En complément du suivi médical classique, certaines méthodes séduisent de plus en plus de familles. Leur bénéfice n’est pas garanti pour tous, mais elles recueillent des avis positifs dans certains cas :


  • L’ostéopathie pédiatrique : Des séances chez un ostéopathe formé aux tout-petits peuvent aider à relâcher des tensions résiduelles (accouchement difficile, posture, etc.). Demandez toujours l’avis du pédiatre et privilégiez un professionnel diplômé.
  • Les probiotiques : Certaines souches spécifiques (L. reuteri, B. lactis) pourraient améliorer le confort digestif pour des bébés sujets. À discuter avec votre médecin.
  • Le réflexe d’emmaillotage doux : Ne le faites qu'après avoir vérifié qu'il n'a pas trop chaud et en respectant la physiologie. L'effet cocon rassure certains bébés.
  • Chansons, voix douce, peau à peau : Le simple fait de parler ou de chanter, doucement, soutient le lâcher-prise chez le tout-petit, réduit l’angoisse parentale… et solidarise toute la famille contre la tempête.

Comment savoir si cela cache autre chose ?


Dans plus de 95% des cas, les coliques sont bénignes. Mais il est toujours conseillé de consulter quand :


  • Votre bébé ne prend pas de poids ou vomit abondamment.
  • Crise de pleurs inhabituelle, à distance des horaires de "coliques" classiques.
  • Pleurs aigus, gémissements faibles, indifférence au contact, pâleur ou fièvre.
  • Sang dans les selles ou selles très liquides/verdâtres.
  • Tout changement de comportement inquiétant.

Votre médecin ou pédiatre est là pour poser un diagnostic différentiel et écarter une allergie, un reflux ou une infection.


Témoignages de parents : leurs petites victoires contre les coliques


  • « La première fois, on a cru à une maladie bizarre, on était démunis. Finalement, le portage en écharpe m’a sauvé du découragement. On a instauré une vraie routine : bain tiède, courte balade en porte-bébé, berceuse noire – et il s’est peu à peu apaisé. » (Sonia, maman d’un bébé de 2 mois)
  • « Les massages du ventre 3 fois par jour ont changé la donne. Et le pédiatre m’a rassurée sur l’inefficacité des laits miracles, ça m’a évité une tonne de stress ». (Aurélien, papa d’un nourrisson de 6 semaines)
  • « On se relayait chaque soir pour les crises, et surtout j’ai appris à lâcher prise : une pièce sombre, une musique douce et je berçais ma fille tout contre moi, sans rien demander de plus.
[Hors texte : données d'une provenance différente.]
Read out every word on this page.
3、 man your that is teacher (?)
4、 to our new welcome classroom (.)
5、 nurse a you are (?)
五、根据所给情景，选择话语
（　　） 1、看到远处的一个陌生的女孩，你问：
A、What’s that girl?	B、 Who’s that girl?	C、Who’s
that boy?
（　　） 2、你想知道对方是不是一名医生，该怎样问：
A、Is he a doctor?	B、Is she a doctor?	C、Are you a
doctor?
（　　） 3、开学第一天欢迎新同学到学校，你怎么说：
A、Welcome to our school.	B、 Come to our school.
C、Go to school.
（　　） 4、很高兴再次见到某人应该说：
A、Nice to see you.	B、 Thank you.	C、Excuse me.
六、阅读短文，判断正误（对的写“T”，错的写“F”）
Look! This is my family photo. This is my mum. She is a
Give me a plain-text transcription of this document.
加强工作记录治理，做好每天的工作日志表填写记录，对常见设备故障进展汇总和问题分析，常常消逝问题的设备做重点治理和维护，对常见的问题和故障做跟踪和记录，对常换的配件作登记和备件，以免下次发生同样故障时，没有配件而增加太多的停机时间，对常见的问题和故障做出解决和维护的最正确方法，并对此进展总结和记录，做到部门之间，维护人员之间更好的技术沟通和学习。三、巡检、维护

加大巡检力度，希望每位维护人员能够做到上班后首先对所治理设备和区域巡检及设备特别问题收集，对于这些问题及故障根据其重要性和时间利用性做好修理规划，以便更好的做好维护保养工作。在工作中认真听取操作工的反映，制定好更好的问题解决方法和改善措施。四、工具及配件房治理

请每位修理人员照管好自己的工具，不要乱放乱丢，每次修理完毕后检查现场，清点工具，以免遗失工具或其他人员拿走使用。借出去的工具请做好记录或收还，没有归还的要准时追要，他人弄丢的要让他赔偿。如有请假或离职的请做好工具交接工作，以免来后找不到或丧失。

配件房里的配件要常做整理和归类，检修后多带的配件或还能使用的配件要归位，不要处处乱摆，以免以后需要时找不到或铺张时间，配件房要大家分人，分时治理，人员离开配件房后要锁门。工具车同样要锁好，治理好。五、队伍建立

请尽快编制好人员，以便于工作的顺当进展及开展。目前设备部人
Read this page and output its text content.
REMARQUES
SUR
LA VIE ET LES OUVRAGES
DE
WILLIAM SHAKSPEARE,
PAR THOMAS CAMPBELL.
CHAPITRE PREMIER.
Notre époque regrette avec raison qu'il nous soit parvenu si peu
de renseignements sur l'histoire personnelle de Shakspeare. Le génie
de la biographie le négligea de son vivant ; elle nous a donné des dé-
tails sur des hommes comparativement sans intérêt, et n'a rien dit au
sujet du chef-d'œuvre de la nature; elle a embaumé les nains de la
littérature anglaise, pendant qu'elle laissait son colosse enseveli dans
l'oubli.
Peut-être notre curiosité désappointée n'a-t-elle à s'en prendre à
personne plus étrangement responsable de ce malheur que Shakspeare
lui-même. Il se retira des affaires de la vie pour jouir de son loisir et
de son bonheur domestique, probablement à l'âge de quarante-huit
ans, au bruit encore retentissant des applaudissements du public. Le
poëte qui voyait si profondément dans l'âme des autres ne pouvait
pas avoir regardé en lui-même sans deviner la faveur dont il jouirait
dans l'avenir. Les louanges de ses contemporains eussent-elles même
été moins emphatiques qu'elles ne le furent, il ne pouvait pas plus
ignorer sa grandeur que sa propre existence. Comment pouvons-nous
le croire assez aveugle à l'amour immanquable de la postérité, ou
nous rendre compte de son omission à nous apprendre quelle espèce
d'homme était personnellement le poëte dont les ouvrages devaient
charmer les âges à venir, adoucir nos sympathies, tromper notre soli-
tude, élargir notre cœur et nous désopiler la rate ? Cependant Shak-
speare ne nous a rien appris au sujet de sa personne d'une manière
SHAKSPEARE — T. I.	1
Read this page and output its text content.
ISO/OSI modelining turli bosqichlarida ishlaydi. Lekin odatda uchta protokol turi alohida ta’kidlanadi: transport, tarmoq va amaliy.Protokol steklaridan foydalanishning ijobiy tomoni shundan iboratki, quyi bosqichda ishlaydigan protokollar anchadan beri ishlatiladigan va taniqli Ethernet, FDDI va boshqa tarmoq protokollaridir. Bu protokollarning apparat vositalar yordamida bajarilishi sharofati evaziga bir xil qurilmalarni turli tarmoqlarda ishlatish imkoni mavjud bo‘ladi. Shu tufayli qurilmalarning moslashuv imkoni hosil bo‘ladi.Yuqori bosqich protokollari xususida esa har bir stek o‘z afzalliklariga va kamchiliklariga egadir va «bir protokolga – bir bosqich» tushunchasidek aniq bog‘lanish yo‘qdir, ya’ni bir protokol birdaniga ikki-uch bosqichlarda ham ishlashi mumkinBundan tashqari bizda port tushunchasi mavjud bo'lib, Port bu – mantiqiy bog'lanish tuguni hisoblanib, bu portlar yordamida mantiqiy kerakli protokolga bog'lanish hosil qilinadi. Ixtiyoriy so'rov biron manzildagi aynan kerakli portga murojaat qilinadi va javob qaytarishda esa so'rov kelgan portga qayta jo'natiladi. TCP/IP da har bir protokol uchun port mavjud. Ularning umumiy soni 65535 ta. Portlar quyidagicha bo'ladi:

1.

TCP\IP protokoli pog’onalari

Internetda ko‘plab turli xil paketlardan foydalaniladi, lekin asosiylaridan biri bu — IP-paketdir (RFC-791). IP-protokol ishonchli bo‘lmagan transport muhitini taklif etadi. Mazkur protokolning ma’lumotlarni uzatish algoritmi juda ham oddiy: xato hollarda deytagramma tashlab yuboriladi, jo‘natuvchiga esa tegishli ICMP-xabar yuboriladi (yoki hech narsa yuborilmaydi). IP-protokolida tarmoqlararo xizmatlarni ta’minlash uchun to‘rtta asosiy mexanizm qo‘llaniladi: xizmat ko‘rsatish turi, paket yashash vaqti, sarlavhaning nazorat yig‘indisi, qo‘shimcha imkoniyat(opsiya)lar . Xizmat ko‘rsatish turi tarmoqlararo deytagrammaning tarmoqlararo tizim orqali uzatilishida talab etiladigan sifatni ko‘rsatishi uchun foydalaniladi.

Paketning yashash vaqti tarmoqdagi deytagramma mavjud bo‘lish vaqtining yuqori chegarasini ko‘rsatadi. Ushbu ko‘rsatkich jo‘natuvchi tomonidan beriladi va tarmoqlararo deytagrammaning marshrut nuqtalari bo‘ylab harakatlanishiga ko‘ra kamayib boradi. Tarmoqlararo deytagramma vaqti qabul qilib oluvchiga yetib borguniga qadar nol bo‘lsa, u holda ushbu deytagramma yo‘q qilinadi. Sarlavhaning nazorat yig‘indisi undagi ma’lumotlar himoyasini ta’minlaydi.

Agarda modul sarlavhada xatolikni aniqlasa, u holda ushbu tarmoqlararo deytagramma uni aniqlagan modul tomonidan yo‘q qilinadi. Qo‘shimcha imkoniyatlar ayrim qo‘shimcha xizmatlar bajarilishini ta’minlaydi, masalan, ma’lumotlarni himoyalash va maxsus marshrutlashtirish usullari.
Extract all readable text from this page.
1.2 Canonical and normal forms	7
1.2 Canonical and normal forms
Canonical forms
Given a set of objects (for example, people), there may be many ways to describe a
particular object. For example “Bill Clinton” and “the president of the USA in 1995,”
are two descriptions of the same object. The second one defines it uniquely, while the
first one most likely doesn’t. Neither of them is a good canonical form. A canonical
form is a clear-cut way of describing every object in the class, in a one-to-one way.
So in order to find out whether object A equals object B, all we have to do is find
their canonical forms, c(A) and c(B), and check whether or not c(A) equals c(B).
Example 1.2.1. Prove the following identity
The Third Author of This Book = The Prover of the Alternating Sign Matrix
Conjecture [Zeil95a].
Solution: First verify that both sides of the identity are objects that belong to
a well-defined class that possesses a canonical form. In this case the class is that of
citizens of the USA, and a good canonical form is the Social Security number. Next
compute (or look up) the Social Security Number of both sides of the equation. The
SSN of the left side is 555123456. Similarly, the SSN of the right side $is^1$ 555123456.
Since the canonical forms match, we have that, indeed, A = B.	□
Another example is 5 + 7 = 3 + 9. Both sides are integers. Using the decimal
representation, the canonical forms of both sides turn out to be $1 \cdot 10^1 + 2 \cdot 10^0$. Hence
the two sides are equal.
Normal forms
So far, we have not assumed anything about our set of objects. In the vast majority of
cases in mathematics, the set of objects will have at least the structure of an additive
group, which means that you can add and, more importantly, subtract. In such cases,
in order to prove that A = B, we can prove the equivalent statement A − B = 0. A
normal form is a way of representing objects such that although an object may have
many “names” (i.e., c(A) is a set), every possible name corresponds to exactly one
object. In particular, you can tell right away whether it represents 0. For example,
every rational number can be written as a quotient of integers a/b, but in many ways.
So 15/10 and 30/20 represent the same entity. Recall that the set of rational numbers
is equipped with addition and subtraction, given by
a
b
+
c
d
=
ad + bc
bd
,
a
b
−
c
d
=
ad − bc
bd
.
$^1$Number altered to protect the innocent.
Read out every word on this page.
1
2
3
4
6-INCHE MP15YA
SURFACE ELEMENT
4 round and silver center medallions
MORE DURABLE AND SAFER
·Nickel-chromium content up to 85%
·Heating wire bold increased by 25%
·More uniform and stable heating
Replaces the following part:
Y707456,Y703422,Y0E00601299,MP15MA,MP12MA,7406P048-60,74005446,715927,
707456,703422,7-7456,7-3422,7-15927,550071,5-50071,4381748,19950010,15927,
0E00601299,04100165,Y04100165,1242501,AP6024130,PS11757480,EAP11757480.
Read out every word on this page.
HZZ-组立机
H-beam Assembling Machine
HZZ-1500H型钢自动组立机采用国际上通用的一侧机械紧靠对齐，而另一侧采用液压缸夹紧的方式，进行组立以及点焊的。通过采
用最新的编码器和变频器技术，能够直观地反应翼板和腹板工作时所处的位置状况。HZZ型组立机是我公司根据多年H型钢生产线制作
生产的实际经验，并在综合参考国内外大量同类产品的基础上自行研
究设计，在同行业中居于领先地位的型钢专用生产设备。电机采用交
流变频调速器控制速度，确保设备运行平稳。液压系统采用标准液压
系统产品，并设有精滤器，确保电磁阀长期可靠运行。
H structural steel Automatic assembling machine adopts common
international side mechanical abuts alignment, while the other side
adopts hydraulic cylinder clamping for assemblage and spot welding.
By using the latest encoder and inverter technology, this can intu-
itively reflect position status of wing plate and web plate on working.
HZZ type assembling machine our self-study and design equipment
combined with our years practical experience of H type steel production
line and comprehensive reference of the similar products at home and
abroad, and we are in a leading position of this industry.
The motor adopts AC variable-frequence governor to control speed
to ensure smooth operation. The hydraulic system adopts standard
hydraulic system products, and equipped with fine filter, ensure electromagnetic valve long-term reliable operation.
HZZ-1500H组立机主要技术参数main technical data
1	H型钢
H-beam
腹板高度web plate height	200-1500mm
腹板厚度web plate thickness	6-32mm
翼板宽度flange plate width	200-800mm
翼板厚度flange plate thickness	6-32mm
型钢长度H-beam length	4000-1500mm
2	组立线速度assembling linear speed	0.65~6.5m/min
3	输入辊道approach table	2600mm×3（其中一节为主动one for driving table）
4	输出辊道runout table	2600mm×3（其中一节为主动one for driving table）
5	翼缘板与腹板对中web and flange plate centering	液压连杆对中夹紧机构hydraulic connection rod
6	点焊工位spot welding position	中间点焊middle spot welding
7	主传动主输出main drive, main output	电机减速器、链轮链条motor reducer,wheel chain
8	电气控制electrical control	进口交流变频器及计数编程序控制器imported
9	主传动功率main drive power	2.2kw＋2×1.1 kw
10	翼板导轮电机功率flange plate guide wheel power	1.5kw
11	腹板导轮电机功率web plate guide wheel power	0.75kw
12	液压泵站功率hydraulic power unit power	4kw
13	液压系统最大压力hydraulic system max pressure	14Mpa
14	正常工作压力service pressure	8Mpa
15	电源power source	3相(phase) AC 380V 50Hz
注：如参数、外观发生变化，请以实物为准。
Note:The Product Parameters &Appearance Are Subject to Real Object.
Avec le temps, tout est rentré dans l’ordre ». (Laetitia, famille recomposée)

Bilan : que retenir pour mieux vivre la période des coliques


  • Les coliques sont une phase éprouvante, mais elles finissent toujours par céder avec la croissance du système digestif.
  • Pas de solution unique, mais une palette de gestes doux : portage, massage, routines calmes, port d’attention.
  • La meilleure arme reste la patience, l’empathie et la solidarité familiale. S’isoler ou culpabiliser aggrave la fatigue émotionnelle.
  • Face au doute, on consulte son pédiatre, et on s’épargne les remèdes miracles ou changements fréquents de lait sans justification médicale.